This study investigates the length generalization capability of Transformers—specifically, their ability to generalize to arbitrarily long inputs when trained on sequences of bounded length—and the computability of associated generalization bounds. Leveraging formal language theory and computational complexity analysis, and employing C-RASP, a mathematically rigorous abstraction of the Transformer architecture, the work establishes for the first time that C-RASP models with two or more layers admit no computable length generalization bound. In contrast, both the positive fragment of C-RASP and fixed-precision Transformers possess tight, optimal, and computable exponential generalization bounds. These results uncover fundamental limitations inherent in deep Transformer models regarding length generalization while providing an exact characterization of the conditions under which such bounds remain computable.

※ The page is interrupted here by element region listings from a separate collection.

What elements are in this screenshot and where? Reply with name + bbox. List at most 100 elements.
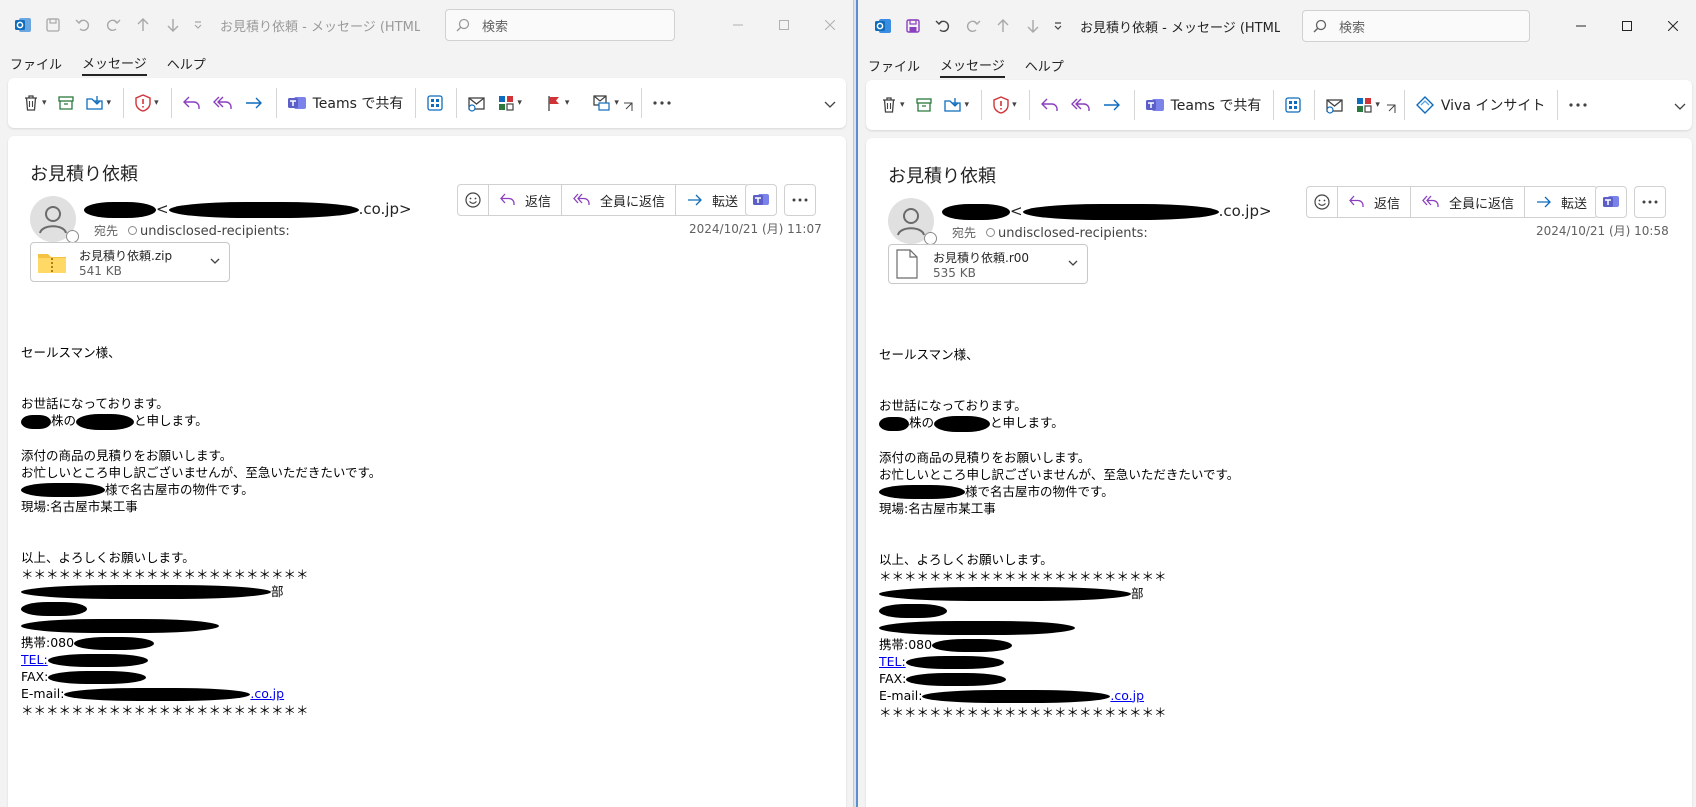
save-icon[interactable] bbox=[38, 10, 68, 40]
ribbon-forward-button[interactable] bbox=[240, 86, 268, 120]
move-button[interactable]: ▾ bbox=[939, 88, 974, 122]
reply-button[interactable]: 返信 bbox=[489, 185, 563, 215]
reply-icon bbox=[500, 193, 515, 205]
reply-all-button[interactable]: 全員に返信 bbox=[562, 185, 677, 215]
previous-item-icon[interactable] bbox=[988, 11, 1018, 41]
chevron-down-icon[interactable] bbox=[1067, 257, 1079, 269]
more-options-button[interactable] bbox=[648, 86, 676, 120]
categorize-button[interactable]: ▾ bbox=[493, 86, 526, 120]
delete-button[interactable]: ▾ bbox=[18, 86, 51, 120]
more-options-button[interactable] bbox=[1564, 88, 1592, 122]
customize-toolbar-icon[interactable] bbox=[1048, 11, 1068, 41]
more-actions-button[interactable] bbox=[1634, 186, 1666, 218]
maximize-button[interactable] bbox=[761, 0, 807, 50]
follow-up-button[interactable]: ▾ bbox=[541, 86, 574, 120]
redo-icon[interactable] bbox=[958, 11, 988, 41]
teams-chat-button[interactable] bbox=[1595, 186, 1627, 218]
maximize-button[interactable] bbox=[1604, 0, 1650, 52]
undo-icon[interactable] bbox=[68, 10, 98, 40]
teams-share-button[interactable]: Teams で共有 bbox=[283, 86, 408, 120]
apps-button[interactable] bbox=[1280, 88, 1306, 122]
attachment-card[interactable]: お見積り依頼.r00 535 KB bbox=[888, 244, 1088, 284]
archive-button[interactable] bbox=[911, 88, 937, 122]
archive-button[interactable] bbox=[53, 86, 79, 120]
minimize-button[interactable] bbox=[1558, 0, 1604, 52]
reply-button[interactable]: 返信 bbox=[1338, 187, 1412, 217]
minimize-button[interactable] bbox=[715, 0, 761, 50]
recipients-row: 宛先 undisclosed-recipients: bbox=[84, 222, 290, 239]
attachment-name: お見積り依頼.r00 bbox=[933, 250, 1030, 265]
email-link[interactable]: .co.jp bbox=[1110, 688, 1144, 703]
forward-label: 転送 bbox=[1561, 196, 1588, 212]
next-item-icon[interactable] bbox=[158, 10, 188, 40]
ribbon-reply-button[interactable] bbox=[178, 86, 206, 120]
previous-item-icon[interactable] bbox=[128, 10, 158, 40]
menu-file[interactable]: ファイル bbox=[10, 54, 62, 75]
mark-unread-button[interactable] bbox=[1321, 88, 1349, 122]
chevron-down-icon[interactable] bbox=[209, 255, 221, 267]
title-bar: お見積り依頼 - メッセージ (HTML… 検索 bbox=[858, 0, 1696, 52]
report-button[interactable]: ▾ bbox=[988, 88, 1021, 122]
teams-chat-button[interactable] bbox=[745, 184, 777, 216]
archive-icon bbox=[57, 96, 74, 110]
reply-all-label: 全員に返信 bbox=[1449, 196, 1515, 212]
apps-button[interactable] bbox=[422, 86, 448, 120]
emoji-reaction-button[interactable] bbox=[458, 185, 489, 215]
redo-icon[interactable] bbox=[98, 10, 128, 40]
attachment-card[interactable]: お見積り依頼.zip 541 KB bbox=[30, 242, 230, 282]
save-icon[interactable] bbox=[898, 11, 928, 41]
ribbon-reply-all-button[interactable] bbox=[1066, 88, 1096, 122]
close-button[interactable] bbox=[1650, 0, 1696, 52]
body-line: 現場:名古屋市某工事 bbox=[879, 500, 996, 516]
forward-button[interactable]: 転送 bbox=[1525, 187, 1597, 217]
ribbon-forward-button[interactable] bbox=[1098, 88, 1126, 122]
body-line: 以上、よろしくお願いします。 bbox=[879, 551, 1053, 567]
menu-message[interactable]: メッセージ bbox=[82, 53, 147, 76]
ribbon-reply-button[interactable] bbox=[1036, 88, 1064, 122]
body-line: お忙しいところ申し訳ございませんが、至急いただきたいです。 bbox=[21, 464, 382, 480]
menu-help[interactable]: ヘルプ bbox=[167, 54, 206, 75]
signature-divider: ＊＊＊＊＊＊＊＊＊＊＊＊＊＊＊＊＊＊＊＊＊＊＊ bbox=[879, 568, 1167, 584]
window-title: お見積り依頼 - メッセージ (HTML… bbox=[220, 19, 420, 35]
search-box[interactable]: 検索 bbox=[1302, 10, 1530, 42]
expand-ribbon-icon[interactable] bbox=[820, 88, 840, 122]
recipients[interactable]: undisclosed-recipients: bbox=[140, 224, 290, 239]
emoji-reaction-button[interactable] bbox=[1307, 187, 1338, 217]
redacted-address bbox=[168, 201, 359, 218]
recipients[interactable]: undisclosed-recipients: bbox=[998, 226, 1148, 241]
email-link[interactable]: .co.jp bbox=[250, 686, 284, 701]
undo-icon[interactable] bbox=[928, 11, 958, 41]
more-actions-button[interactable] bbox=[784, 184, 816, 216]
sender[interactable]: < .co.jp> bbox=[84, 200, 412, 218]
ribbon-reply-all-button[interactable] bbox=[208, 86, 238, 120]
menu-message[interactable]: メッセージ bbox=[940, 55, 1005, 78]
viva-insights-button[interactable]: Viva インサイト bbox=[1411, 88, 1549, 122]
next-item-icon[interactable] bbox=[1018, 11, 1048, 41]
forward-button[interactable]: 転送 bbox=[676, 185, 748, 215]
dialog-launcher-icon[interactable] bbox=[623, 90, 633, 124]
menu-file[interactable]: ファイル bbox=[868, 56, 920, 77]
outlook-app-icon bbox=[868, 11, 898, 41]
dialog-launcher-icon[interactable] bbox=[1386, 92, 1396, 126]
signature-line: 部 bbox=[879, 585, 1239, 602]
menu-help[interactable]: ヘルプ bbox=[1025, 56, 1064, 77]
customize-toolbar-icon[interactable] bbox=[188, 10, 208, 40]
reply-all-button[interactable]: 全員に返信 bbox=[1411, 187, 1526, 217]
search-box[interactable]: 検索 bbox=[445, 9, 675, 41]
teams-share-button[interactable]: Teams で共有 bbox=[1141, 88, 1266, 122]
trash-icon bbox=[883, 97, 895, 113]
delete-button[interactable]: ▾ bbox=[876, 88, 909, 122]
signature-fax: FAX: bbox=[21, 668, 381, 685]
reply-label: 返信 bbox=[1374, 196, 1401, 212]
sender[interactable]: < .co.jp> bbox=[942, 202, 1272, 220]
mark-unread-button[interactable] bbox=[463, 86, 491, 120]
expand-ribbon-icon[interactable] bbox=[1670, 90, 1690, 124]
forward-icon bbox=[688, 194, 702, 206]
move-button[interactable]: ▾ bbox=[81, 86, 116, 120]
categorize-button[interactable]: ▾ bbox=[1351, 88, 1384, 122]
received-date: 2024/10/21 (月) 11:07 bbox=[689, 222, 822, 236]
quick-steps-button[interactable]: ▾ bbox=[588, 86, 623, 120]
report-button[interactable]: ▾ bbox=[130, 86, 163, 120]
close-button[interactable] bbox=[807, 0, 853, 50]
signature-fax: FAX: bbox=[879, 670, 1239, 687]
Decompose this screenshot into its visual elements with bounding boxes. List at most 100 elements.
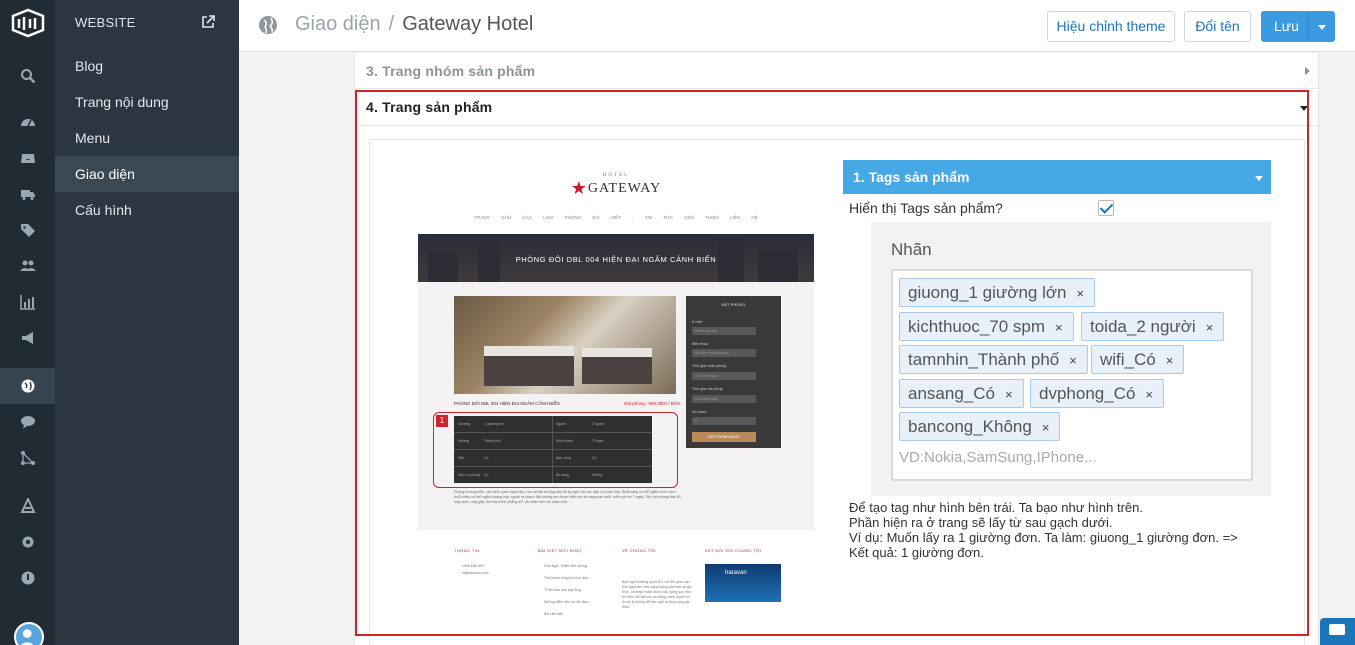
- breadcrumb-parent[interactable]: Giao diện: [295, 13, 381, 35]
- tag-chip-label: ansang_Có: [908, 384, 995, 403]
- product-page-preview-image: HOTEL ★GATEWAY TRANG CHỦ CÁC LOẠI PHÒNG …: [418, 160, 814, 628]
- tag-chip-label: kichthuoc_70 spm: [908, 317, 1046, 336]
- show-tags-label: Hiển thị Tags sản phẩm?: [849, 200, 1003, 216]
- breadcrumb: Giao diện / Gateway Hotel: [295, 13, 533, 36]
- chevron-down-icon[interactable]: [1308, 12, 1334, 41]
- external-link-icon[interactable]: [201, 15, 215, 29]
- booking-form: ĐẶT PHÒNG E-mail Email của bạn Điện thoạ…: [686, 296, 781, 448]
- booking-input: Chọn thời gian: [692, 372, 756, 380]
- breadcrumb-separator: /: [388, 13, 395, 35]
- divider: [355, 125, 1318, 126]
- footer-line: 1900.656.090: [462, 564, 484, 568]
- hero-title: PHÒNG ĐÔI DBL 004 HIỆN ĐẠI NGẮM CẢNH BIỂ…: [515, 255, 717, 264]
- booking-placeholder: Email của bạn: [695, 329, 718, 333]
- close-icon: ×: [1041, 420, 1050, 435]
- preview-hero: PHÒNG ĐÔI DBL 004 HIỆN ĐẠI NGẮM CẢNH BIỂ…: [418, 234, 814, 282]
- chat-icon[interactable]: [0, 404, 55, 440]
- apps-icon[interactable]: [0, 488, 55, 524]
- tag-chip-label: giuong_1 giường lớn: [908, 283, 1067, 302]
- section-title: 3. Trang nhóm sản phẩm: [366, 63, 536, 79]
- avatar[interactable]: [14, 622, 44, 645]
- tag-chip-label: toida_2 người: [1090, 317, 1196, 336]
- booking-value: 1: [695, 419, 697, 423]
- tag-chip-label: wifi_Có: [1100, 350, 1156, 369]
- instruction-line: Ví dụ: Muốn lấy ra 1 giường đơn. Ta làm:…: [849, 530, 1238, 545]
- instruction-line: Để tạo tag như hình bên trái. Ta bạo như…: [849, 500, 1143, 515]
- footer-heading: VỀ CHÚNG TÔI: [622, 548, 656, 553]
- chat-widget-icon[interactable]: [1320, 618, 1355, 645]
- haravan-logo-icon[interactable]: [10, 8, 46, 38]
- info-icon[interactable]: [0, 560, 55, 596]
- users-icon[interactable]: [0, 248, 55, 284]
- sidebar-item-pages[interactable]: Trang nội dung: [55, 84, 239, 120]
- booking-placeholder: Số điện thoại của bạn: [695, 351, 729, 355]
- top-bar: Giao diện / Gateway Hotel Hiệu chỉnh theme…: [239, 0, 1355, 52]
- close-icon: ×: [1205, 320, 1214, 335]
- close-icon: ×: [1076, 286, 1085, 301]
- booking-label: Điện thoại: [692, 342, 708, 346]
- bed-shape: [582, 348, 652, 384]
- booking-submit: ĐẶT PHÒNG NGAY: [692, 432, 756, 442]
- tag-icon[interactable]: [0, 212, 55, 248]
- tags-section-title: 1. Tags sản phẩm: [853, 169, 970, 185]
- room-photo: [454, 296, 676, 394]
- inbox-icon[interactable]: [0, 140, 55, 176]
- footer-text: Bạn ngồi thưởng tuyệt vời, mở lên giản s…: [622, 580, 692, 609]
- save-label: Lưu: [1274, 18, 1299, 34]
- tag-chip: giuong_1 giường lớn ×: [899, 278, 1096, 307]
- flow-icon[interactable]: [0, 440, 55, 476]
- sidebar-item-blog[interactable]: Blog: [55, 48, 239, 84]
- tags-section-header[interactable]: 1. Tags sản phẩm: [843, 160, 1271, 194]
- booking-label: Số khách: [692, 410, 707, 414]
- settings-icon[interactable]: [0, 524, 55, 560]
- preview-footer: THÔNG TIN 1900.656.090 hi@haravan.com BÀ…: [418, 530, 814, 628]
- tag-chip: ansang_Có ×: [899, 379, 1024, 408]
- highlight-number: 1: [436, 415, 448, 427]
- booking-input: Số điện thoại của bạn: [692, 349, 756, 357]
- tag-chip: kichthuoc_70 spm ×: [899, 312, 1074, 341]
- chevron-down-icon: [1300, 106, 1308, 111]
- widget-text: haravan: [725, 570, 747, 576]
- sidebar-item-menu[interactable]: Menu: [55, 120, 239, 156]
- rename-button[interactable]: Đổi tên: [1184, 11, 1251, 42]
- room-caption: PHÒNG ĐÔI DBL 004 HIỆN ĐẠI NGẮM CẢNH BIỂ…: [454, 401, 560, 406]
- footer-line: Những điểm đến ưu lãn đầu...: [544, 600, 591, 604]
- highlight-box: 1: [433, 412, 678, 488]
- megaphone-icon[interactable]: [0, 320, 55, 356]
- footer-heading: BÀI VIẾT MỚI NHẤT: [538, 548, 583, 553]
- chart-icon[interactable]: [0, 284, 55, 320]
- bed-shape: [484, 346, 574, 386]
- globe-icon[interactable]: [0, 368, 55, 404]
- section-product-group-page[interactable]: 3. Trang nhóm sản phẩm: [355, 53, 1318, 89]
- instruction-line: Phần hiện ra ở trang sẽ lấy từ sau gạch …: [849, 515, 1113, 530]
- sidebar-item-themes[interactable]: Giao diện: [55, 156, 239, 192]
- search-icon[interactable]: [0, 58, 55, 94]
- tag-chip: tamnhin_Thành phố ×: [899, 345, 1088, 374]
- booking-label: Thời gian nhận phòng: [692, 364, 727, 368]
- instruction-line: Kết quả: 1 giường đơn.: [849, 545, 984, 560]
- close-icon: ×: [1069, 353, 1077, 368]
- sidebar-header: WEBSITE: [75, 15, 136, 30]
- globe-icon: [259, 16, 277, 34]
- show-tags-checkbox[interactable]: [1098, 200, 1114, 216]
- truck-icon[interactable]: [0, 176, 55, 212]
- room-description: Phòng hướng biển, với cảnh quan tuyệt đẹ…: [454, 490, 681, 504]
- sidebar-item-settings[interactable]: Cấu hình: [55, 192, 239, 228]
- tag-chip: toida_2 người ×: [1081, 312, 1225, 341]
- preview-nav: TRANG CHỦ CÁC LOẠI PHÒNG BÀI VIẾT - TIN …: [474, 215, 758, 220]
- booking-input: Email của bạn: [692, 327, 756, 335]
- close-icon: ×: [1165, 353, 1174, 368]
- dashboard-icon[interactable]: [0, 104, 55, 140]
- chevron-right-icon: [1305, 67, 1310, 75]
- edit-theme-button[interactable]: Hiệu chỉnh theme: [1047, 11, 1175, 42]
- tag-chip: wifi_Có ×: [1091, 345, 1185, 374]
- close-icon: ×: [1055, 320, 1063, 335]
- footer-line: hi@haravan.com: [462, 571, 489, 575]
- logo-text: GATEWAY: [587, 181, 662, 196]
- footer-line: Chợ Nga - Điểm đến không...: [544, 564, 590, 568]
- hotel-logo: HOTEL ★GATEWAY: [418, 173, 814, 199]
- tag-chip: bancong_Không ×: [899, 412, 1061, 441]
- booking-input: Chọn thời gian: [692, 395, 756, 403]
- save-button[interactable]: Lưu: [1261, 11, 1335, 42]
- logo-small-text: HOTEL: [602, 173, 630, 178]
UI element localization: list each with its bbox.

Length generalization is a key property of a learning algorithm that enables it to make correct predictions on inputs of any length, given finite training data. To provide such a guarantee, one needs to be able to compute a length generalization bound, beyond which the model is guaranteed to generalize. This paper concerns the open problem of the computability of such generalization bounds for CRASP, a class of languages which is closely linked to transformers. A positive partial result was recently shown by Chen et al. for CRASP with only one layer and, under some restrictions, also with two layers. We provide complete answers to the above open problem. Our main result is the non-existence of computable length generalization bounds for CRASP (already with two layers) and hence for transformers. To complement this, we provide a computable bound for the positive fragment of CRASP, which we show equivalent to fixed-precision transformers. For both positive CRASP and fixed-precision transformers, we show that the length complexity is exponential, and prove optimality of the bounds.